La buena noticia, el motivo de nuestro gozo en medio de las circunstancias que vivimos, es que Jesucristo, nuestro Señor, es la vid verdadera y nosotros somos sus ramas. Como sabe quien conoce lo mínimo acerca de la botánica, la vida y la fuerza de las ramas resulta de la savia que fluye desde las raíces y al través del tronco. Así, Jesús promete que: “El que permanece unido a mí, yo unido a él, da mucho fruto”. Vs 5.  Por ello, sin importar nuestras limitaciones personales, sí podemos dar fruto. No de nosotros mismos, pero sí de aquel quien está en nosotros y en quien vivimos, nos movemos y somos. Hechos 17.28

Les hablo así para que se alegren conmigo y su alegría sea completa”, dice Jesús. O, como traduce RVA: “Estas cosas les he hablado para que mi gozo esté en vosotros, y vuestro gozo sea completo”. El término que se traduce por alegren o gozo, es una metonimia. Lo que Jesús hace es asumirse él mismo como el gozo del creyente. El “se alegren conmigo”, no se refiere solo a alegrarse por estar en compañía de Jesús, sino que él mismo es la sustancia del gozo del creyente.

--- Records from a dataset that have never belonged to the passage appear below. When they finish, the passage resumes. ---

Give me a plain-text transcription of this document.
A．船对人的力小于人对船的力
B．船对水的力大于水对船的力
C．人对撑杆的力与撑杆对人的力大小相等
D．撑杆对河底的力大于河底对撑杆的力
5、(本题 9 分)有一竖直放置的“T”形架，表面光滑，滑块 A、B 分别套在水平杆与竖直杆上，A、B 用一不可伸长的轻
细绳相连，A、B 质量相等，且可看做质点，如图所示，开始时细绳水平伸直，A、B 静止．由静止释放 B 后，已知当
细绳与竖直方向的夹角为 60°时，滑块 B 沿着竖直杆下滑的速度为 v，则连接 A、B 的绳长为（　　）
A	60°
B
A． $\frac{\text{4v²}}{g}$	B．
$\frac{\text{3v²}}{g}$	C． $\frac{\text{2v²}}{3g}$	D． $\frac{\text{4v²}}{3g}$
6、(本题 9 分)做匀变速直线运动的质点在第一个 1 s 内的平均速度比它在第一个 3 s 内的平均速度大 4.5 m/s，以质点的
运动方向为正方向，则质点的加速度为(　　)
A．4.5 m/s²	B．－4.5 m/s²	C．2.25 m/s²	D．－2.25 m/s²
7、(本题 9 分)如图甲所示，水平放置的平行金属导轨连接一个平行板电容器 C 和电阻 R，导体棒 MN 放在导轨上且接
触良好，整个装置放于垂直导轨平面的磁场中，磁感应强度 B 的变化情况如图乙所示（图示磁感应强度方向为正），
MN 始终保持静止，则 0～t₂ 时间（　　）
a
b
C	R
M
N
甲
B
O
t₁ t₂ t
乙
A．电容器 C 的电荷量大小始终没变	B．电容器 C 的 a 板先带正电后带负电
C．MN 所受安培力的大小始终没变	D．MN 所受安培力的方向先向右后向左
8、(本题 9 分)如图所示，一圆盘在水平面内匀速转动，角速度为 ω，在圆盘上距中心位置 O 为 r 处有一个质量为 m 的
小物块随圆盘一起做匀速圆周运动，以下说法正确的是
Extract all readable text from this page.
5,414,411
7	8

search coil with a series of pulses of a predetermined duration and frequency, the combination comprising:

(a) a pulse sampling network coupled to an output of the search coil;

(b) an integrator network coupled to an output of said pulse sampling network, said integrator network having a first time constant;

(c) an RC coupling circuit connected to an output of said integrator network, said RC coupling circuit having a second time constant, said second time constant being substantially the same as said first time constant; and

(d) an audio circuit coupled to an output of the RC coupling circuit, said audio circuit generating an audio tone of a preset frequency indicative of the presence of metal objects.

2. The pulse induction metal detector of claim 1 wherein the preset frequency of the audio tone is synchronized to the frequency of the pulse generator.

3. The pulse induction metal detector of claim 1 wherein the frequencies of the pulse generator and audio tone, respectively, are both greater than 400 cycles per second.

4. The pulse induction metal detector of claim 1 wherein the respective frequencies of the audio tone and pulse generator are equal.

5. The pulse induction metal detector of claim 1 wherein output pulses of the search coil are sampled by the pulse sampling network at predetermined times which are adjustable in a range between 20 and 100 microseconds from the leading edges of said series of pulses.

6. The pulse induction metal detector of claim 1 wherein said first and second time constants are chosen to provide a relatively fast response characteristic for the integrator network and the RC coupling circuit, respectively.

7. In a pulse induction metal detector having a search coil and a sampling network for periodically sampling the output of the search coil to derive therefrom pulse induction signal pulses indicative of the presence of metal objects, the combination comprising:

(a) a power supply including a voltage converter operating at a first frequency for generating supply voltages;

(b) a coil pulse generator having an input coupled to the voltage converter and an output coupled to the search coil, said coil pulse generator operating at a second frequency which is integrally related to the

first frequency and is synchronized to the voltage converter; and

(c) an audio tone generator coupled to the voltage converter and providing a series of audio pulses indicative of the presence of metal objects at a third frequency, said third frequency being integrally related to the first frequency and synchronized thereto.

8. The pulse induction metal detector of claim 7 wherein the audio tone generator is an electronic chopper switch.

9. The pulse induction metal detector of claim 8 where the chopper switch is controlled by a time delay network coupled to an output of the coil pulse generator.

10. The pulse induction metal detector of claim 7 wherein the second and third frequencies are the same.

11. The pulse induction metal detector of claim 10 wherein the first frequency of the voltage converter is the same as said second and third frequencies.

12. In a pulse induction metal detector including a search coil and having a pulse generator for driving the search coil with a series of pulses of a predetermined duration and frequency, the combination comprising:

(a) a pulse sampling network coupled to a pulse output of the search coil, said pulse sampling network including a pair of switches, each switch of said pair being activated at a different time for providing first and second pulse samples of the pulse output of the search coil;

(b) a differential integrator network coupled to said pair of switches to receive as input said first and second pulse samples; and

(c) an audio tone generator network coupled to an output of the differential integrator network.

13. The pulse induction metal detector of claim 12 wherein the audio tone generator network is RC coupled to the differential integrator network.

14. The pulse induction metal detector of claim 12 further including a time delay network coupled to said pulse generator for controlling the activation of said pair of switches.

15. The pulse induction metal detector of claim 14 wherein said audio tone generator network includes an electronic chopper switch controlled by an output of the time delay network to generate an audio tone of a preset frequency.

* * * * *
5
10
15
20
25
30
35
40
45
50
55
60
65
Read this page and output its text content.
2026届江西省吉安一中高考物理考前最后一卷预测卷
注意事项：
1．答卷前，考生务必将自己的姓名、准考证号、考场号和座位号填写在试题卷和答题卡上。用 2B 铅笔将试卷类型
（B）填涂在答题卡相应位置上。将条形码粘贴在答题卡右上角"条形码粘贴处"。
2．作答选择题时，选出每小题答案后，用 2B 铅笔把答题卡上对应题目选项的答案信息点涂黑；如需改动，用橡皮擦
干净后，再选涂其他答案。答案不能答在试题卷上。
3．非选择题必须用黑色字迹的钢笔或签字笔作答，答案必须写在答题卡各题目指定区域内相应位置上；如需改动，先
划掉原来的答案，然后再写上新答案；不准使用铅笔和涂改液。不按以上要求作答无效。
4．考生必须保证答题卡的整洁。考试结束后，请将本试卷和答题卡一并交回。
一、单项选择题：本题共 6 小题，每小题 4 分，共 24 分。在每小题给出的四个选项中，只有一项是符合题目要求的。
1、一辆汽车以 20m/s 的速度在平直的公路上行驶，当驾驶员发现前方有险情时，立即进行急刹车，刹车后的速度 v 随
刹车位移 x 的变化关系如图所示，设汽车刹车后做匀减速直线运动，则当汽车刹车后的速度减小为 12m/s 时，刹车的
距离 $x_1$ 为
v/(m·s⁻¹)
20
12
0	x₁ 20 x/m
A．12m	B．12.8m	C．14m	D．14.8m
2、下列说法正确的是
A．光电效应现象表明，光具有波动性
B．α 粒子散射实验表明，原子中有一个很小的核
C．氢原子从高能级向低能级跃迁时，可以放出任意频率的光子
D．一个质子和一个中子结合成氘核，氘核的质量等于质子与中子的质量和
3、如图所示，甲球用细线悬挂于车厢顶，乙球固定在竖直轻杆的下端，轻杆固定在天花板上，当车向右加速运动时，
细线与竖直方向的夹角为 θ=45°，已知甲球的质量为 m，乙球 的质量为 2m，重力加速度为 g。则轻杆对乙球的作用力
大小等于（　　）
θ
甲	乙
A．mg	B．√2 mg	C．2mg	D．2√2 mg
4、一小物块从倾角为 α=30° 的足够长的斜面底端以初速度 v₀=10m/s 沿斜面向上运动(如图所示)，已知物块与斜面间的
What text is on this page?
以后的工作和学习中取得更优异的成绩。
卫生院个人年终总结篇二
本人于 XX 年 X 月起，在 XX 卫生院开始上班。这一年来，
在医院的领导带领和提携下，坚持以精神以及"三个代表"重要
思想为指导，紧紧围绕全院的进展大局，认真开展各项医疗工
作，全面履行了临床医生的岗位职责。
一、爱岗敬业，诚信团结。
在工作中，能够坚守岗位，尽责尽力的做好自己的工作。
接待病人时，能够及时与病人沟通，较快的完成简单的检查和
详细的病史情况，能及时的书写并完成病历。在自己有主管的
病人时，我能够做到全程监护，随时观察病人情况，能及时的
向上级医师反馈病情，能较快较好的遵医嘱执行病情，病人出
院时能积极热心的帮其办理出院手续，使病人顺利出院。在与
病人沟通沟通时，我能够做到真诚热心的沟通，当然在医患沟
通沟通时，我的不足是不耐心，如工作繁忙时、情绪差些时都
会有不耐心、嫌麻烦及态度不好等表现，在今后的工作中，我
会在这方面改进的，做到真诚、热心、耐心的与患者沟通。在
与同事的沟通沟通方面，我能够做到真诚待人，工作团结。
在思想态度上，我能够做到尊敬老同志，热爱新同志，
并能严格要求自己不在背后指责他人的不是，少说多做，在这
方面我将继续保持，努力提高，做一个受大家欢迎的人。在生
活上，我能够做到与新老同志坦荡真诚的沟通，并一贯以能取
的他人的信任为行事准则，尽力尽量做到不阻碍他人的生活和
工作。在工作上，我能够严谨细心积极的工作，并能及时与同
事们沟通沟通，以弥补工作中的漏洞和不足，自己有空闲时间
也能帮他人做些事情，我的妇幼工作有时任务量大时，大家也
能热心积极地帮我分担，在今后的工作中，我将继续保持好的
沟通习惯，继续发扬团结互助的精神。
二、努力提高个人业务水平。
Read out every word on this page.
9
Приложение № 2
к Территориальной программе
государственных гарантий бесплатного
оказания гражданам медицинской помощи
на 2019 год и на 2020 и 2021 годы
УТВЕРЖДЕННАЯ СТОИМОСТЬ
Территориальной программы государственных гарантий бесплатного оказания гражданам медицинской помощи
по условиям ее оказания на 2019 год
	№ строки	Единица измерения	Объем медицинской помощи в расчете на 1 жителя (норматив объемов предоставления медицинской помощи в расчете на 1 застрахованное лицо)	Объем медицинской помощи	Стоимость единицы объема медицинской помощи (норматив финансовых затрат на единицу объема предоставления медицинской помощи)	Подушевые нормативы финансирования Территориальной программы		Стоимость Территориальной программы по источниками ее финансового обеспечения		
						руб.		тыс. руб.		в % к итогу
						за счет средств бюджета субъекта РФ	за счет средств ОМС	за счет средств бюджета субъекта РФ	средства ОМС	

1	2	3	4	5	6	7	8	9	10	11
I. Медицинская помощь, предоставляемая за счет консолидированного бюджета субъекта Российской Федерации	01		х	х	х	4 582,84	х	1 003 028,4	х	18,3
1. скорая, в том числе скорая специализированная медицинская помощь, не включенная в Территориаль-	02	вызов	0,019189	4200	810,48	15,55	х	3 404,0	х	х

Jesús dijo que él no podía hacer nada por sí mismo. Juan 5.30 Pero ello no significaba que no pudiera hacer lo que había recibido de su Padre hacer, y lo que, por lo tanto, deseaba hacer. Dado que su Padre estaba con él, podía hacer todo lo que agradaba al Padre. En la misma línea, el Señor ha hecho una grandiosa promesa para los suyos: “Antes bien,  como está escrito: Cosas que ojo no vio, ni oído oyó, ni han subido en corazón de hombre, son las que Dios ha preparado para los que le aman”. 1 Corintios 2.9

Nosotros podemos hacer y lograr todo aquello que el Padre ha puesto en nuestro corazón hacer. Filipenses 2. 13 Podemos alcanzar con el poder de su Palabra a los que amamos y confiar que el Señor hará la obra redentora en ellos. Podemos ser agentes de cambio efectivos, como lo fueron los primeros cristianos de quienes se dijo que trastornaban al mundo entero. Hechos 17.6 Sí, podemos ser y hacer todo esto, siempre y cuando permanezcamos unidos a nuestro Señor Jesucristo.